Runtime \(\mathcal{O}(N)\). Space usage: \(\mathcal{O}(1)\).

I’ve seen this pattern before in Minimizing Bottom-Right Paths in a 2xN Grid , where we have a initial value that we update on seeing the next item in the collection.

Learnings

tags this problem with “Prefix Sum”, a class of problems that feature the pattern \(y_i = y_{i-1} + x_i\). #prefix-sum

We do not need to separately maintain prefix_penalty and suffix_penalty.

Implementation with single penalty value

def best_closing_time(customers: str) -> int:
    # Set the initial values. Assume that we are closed at hour 0.
    penalty = sum(1 if c == 'Y' else 0 for c in customers)
    earliest_closing_hour = 0
    min_penalty = penalty

    # Try closing the shop at hours 1, ..., n-1
    for latest_open_hour, c in enumerate(customers):
        # If there is a customer at this hour, moving it to open hours
        # decreases the penalty by one. If there's no customer, then we
        # incur a penalty by having the shop open.
        penalty += -1 if c == 'Y' else 1

        if penalty < min_penalty:
            earliest_closing_hour = latest_open_hour + 1
            penalty = min_penalty

    return earliest_closing_hour

From a pure refactor perspective, could I have been able to infer this?

prefix_penalty = 0
suffix_penalty = sum(1 if c == 'Y' else 0 for c in customers)
min_penalty = prefix_penalty + suffix_penalty

for hour in range(1, len(customers) + 1):
  if customers[hour-1] == 'Y': suffix_penalty -= 1
  else: prefix_penalty += 1
  penalty = prefix_penalty + suffix_penalty

min_penalty is trivially suffix_penalty because prefix_penalty is \(0\).

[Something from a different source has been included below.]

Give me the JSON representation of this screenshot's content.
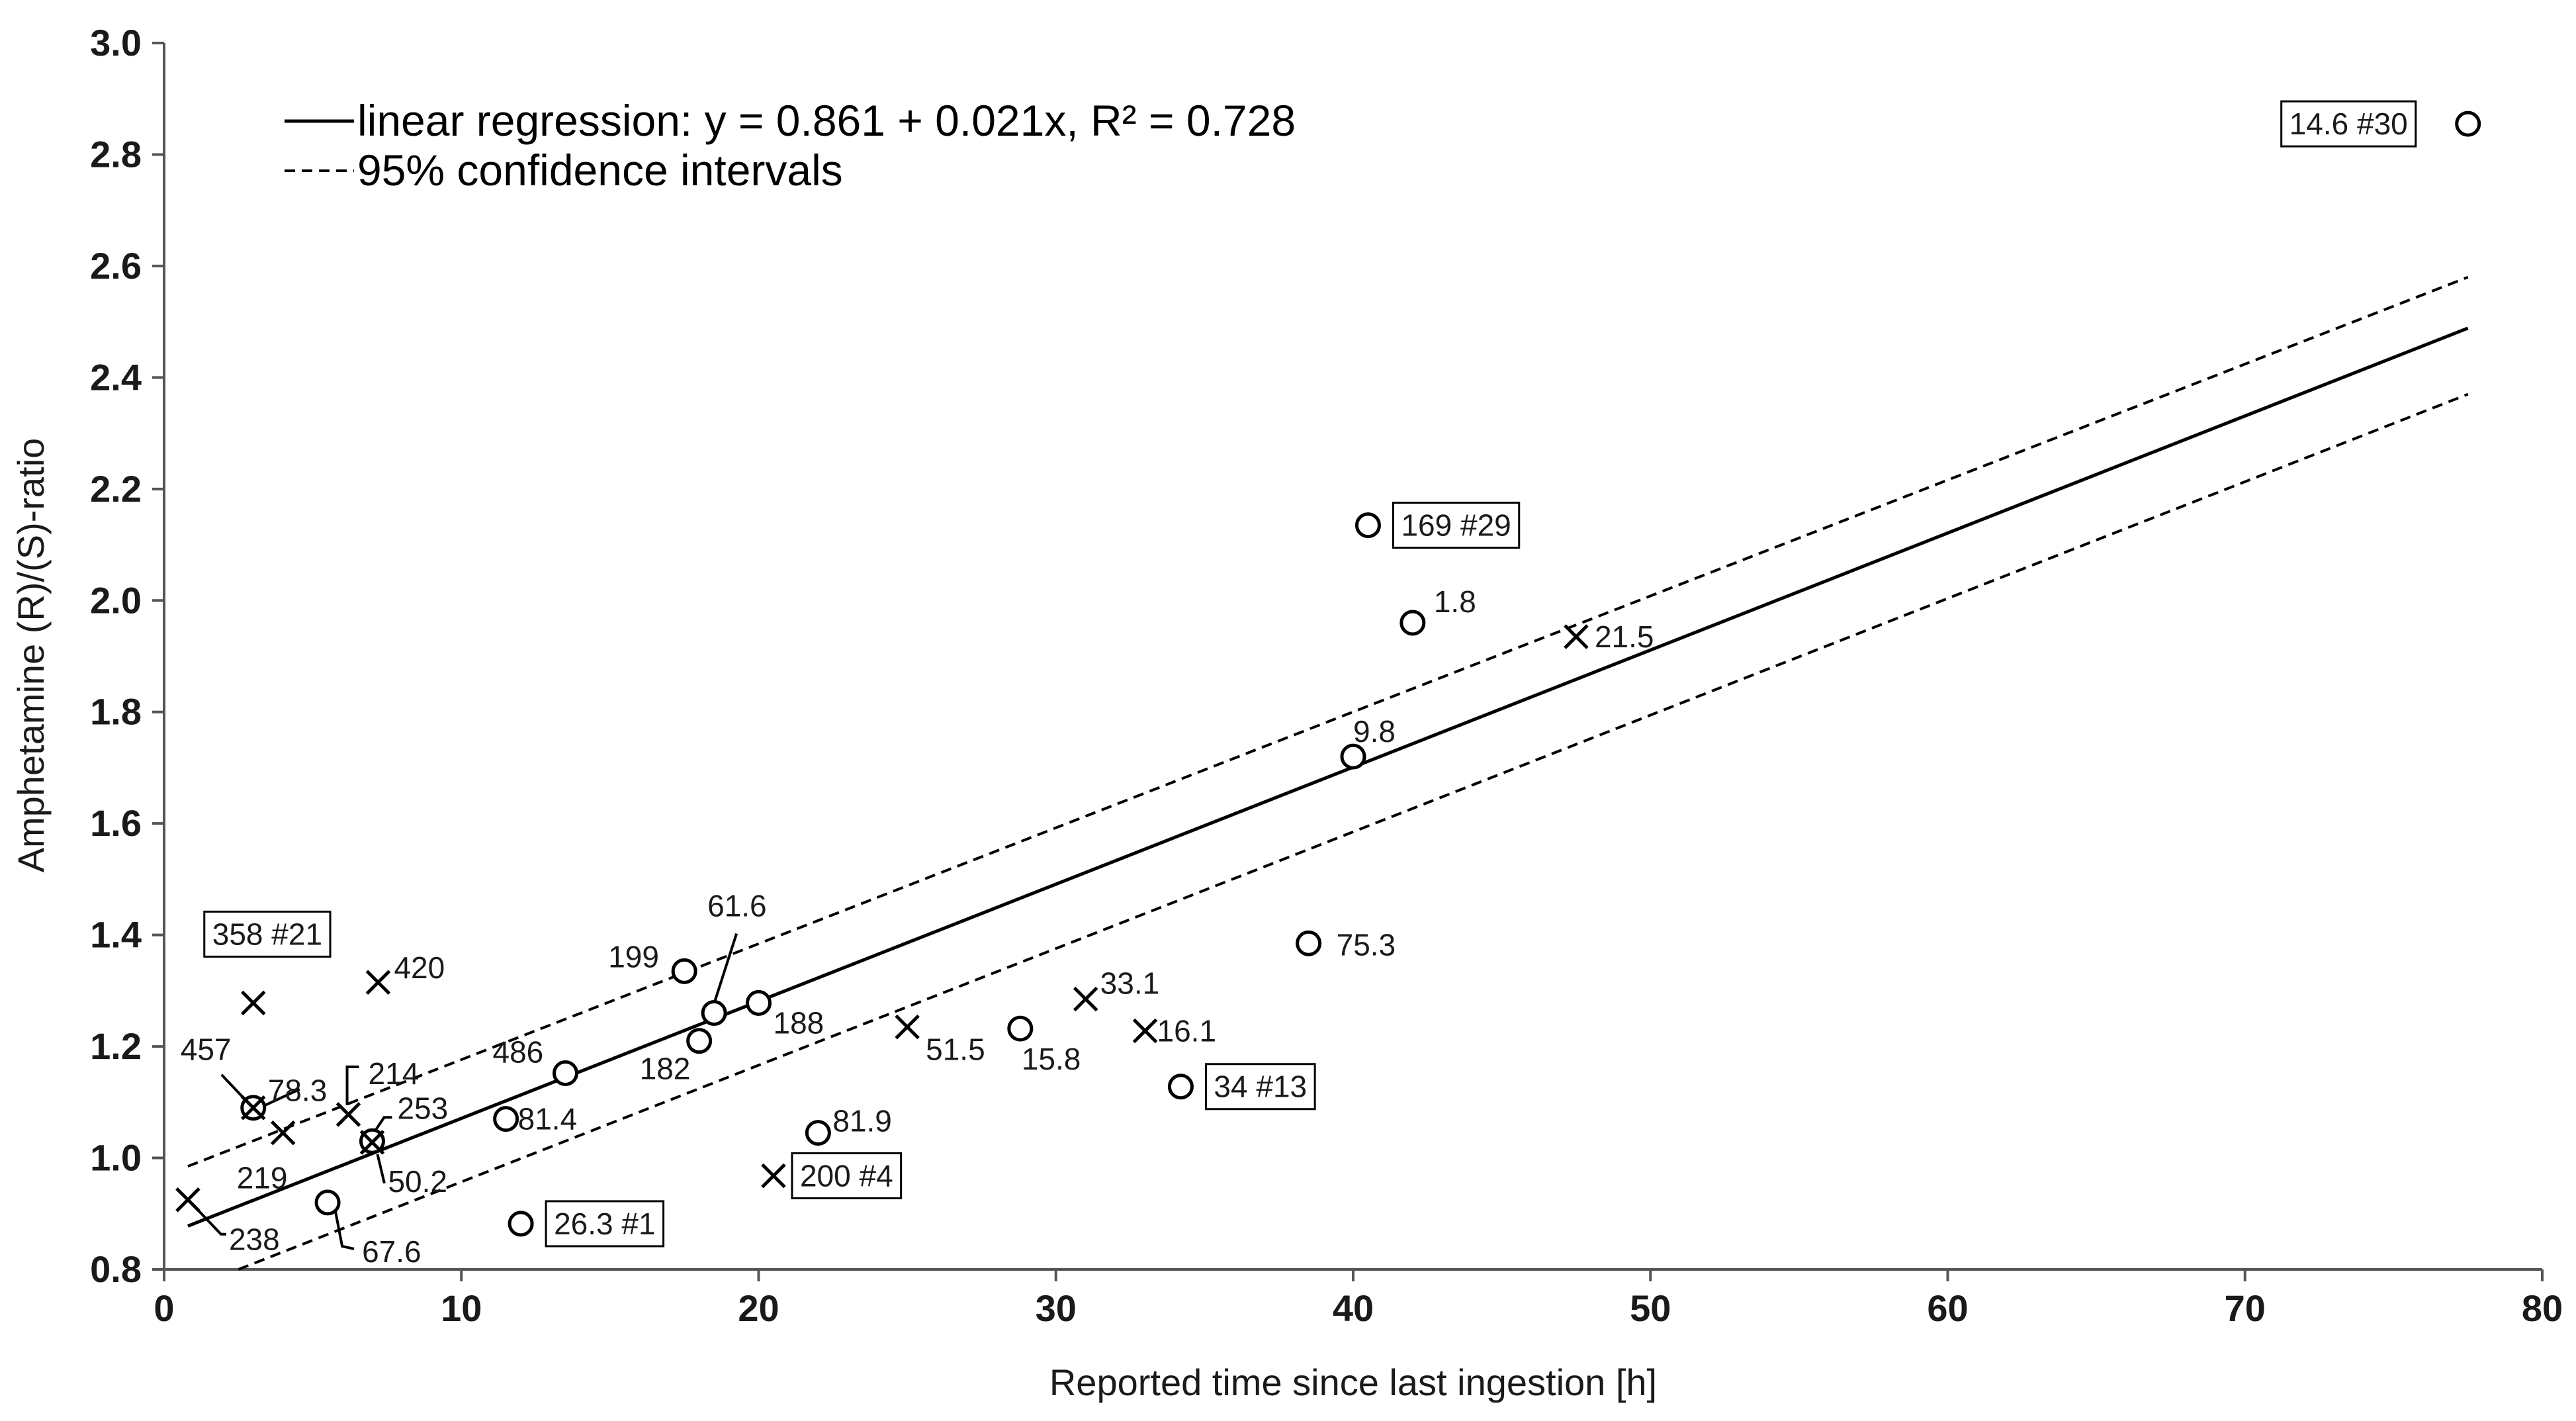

In the Y case, penalty = prefix_penalty + suffix_penalty - 1, while in the N case, penalty = prefix_penalty + 1 + suffix_penalty. Therefore, prefix_penalty + suffix_penalty can be collapsed into one value.

In the rewrite, using for latest_open_hour, c in enumerate(customer) instead of for hour in range(1, len(customers) + 1) clarified my thinking a lot. Another point for selecting good variable names and using idiomatic constructs.

The initial pass over customers gets us the starting penalty. However, the question asks for the earliest hour with the lowest penalty, and so it’s the penalty of the hours relative to each other that matters, not the specific penalty value.

The reference shifts the graph up or down. However, the shape of the graph does not change. Source: leetCode2483Editorial

Implementation in a single pass

def best_closing_time(customers: str) -> int:
    # Assume that we are closed at hour 0. Set zero as the reference
    # point.
    penalty = 0
    earliest_closing_hour = 0
    min_penalty = penalty

    for latest_open_hour, c in enumerate(customers):
        # If there is a customer at this hour, moving it to open hours
        # decreases the penalty by one. If there's no customer, then we
        # incur a penalty by having the shop open.
        penalty += -1 if c == 'Y' else 1

        if penalty < min_penalty:
            earliest_closing_hour = latest_open_hour + 1
            min_penalty = penalty

    return earliest_closing_hour

References

Prefix sum - Wikipedia. en.wikipedia.org . Accessed Jul 21, 2024.
Minimum Penalty for a Shop > Editorial. leetcode.com . Accessed Jul 21, 2024.